Arcandor Dickes Plus wegen Tourismus-Zukaufs

Arcandor-Chef Thomas Middelhoff konnte mit einem Gewinn- und Umsatzplus im zweiten Quartal glänzen. Die guten Zahlen verdankte die frühere KarstadtQuelle AG einer Änderung in der Bilanz. Erstmals wurde die Touristiktochter Thomas Cook voll aufgenommen. Die Börse reagierte mit einem satten Kursplus.

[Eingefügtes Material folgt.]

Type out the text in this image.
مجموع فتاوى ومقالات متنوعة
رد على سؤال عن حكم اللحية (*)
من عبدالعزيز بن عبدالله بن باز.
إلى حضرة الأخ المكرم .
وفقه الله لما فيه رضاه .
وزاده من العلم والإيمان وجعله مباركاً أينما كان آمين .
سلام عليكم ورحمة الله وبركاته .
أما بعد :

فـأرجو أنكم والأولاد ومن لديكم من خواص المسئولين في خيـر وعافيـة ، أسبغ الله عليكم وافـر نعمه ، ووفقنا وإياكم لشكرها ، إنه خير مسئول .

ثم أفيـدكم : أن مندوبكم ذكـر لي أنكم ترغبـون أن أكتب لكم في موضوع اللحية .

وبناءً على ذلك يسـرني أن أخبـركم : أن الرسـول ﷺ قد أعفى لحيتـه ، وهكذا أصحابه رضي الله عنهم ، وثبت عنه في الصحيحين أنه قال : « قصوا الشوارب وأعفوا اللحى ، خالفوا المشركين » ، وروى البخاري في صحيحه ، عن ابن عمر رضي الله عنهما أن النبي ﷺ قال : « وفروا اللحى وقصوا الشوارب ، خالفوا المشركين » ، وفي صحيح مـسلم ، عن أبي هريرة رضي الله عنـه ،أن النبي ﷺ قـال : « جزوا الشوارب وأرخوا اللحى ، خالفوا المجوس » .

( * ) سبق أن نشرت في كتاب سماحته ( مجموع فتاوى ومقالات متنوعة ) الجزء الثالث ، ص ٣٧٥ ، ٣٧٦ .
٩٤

Essen - Der Touristik- und Handelskonzern Arcandor  profitiert vom Zukauf im Tourismusgeschäft. Die erstmalige Vollkonsolidierung der Thomas Cook Group habe im zweiten Quartal zu deutlichen Steigerungen bei Umsatz und Ergebnis geführt, teilte die frühere KarstadtQuelle AG am Freitag in Essen mit.

Die Erlöse legten demnach um 73 Prozent auf 4,37 Milliarden Euro zu. Das bereinigte Ergebnis vor Zinsen, Steuern und Abschreibungen der operativen Bereiche habe 27,5 Millionen Euro betragen nach einem Minus von 69,2 Millionen Euro im Vorjahreszeitraum.

Der ehemalige KarstadtQuelle-Konzern hatte die Touristiktochter Thomas Cook im zweiten Quartal erstmals voll in die Bilanzen aufgenommen. Unter dem Strich und nach Abzug des Gewinnanteils von Minderheiten verbuchte der Konzern im Halbjahr aber einen Verlust von 280,5 Millionen Euro, wie ein Sprecher sagte. Vor Jahresfrist habe sich der Verlust - bereinigt um die Immobiliengeschäfte - noch auf 311,1 Millionen Euro belaufen.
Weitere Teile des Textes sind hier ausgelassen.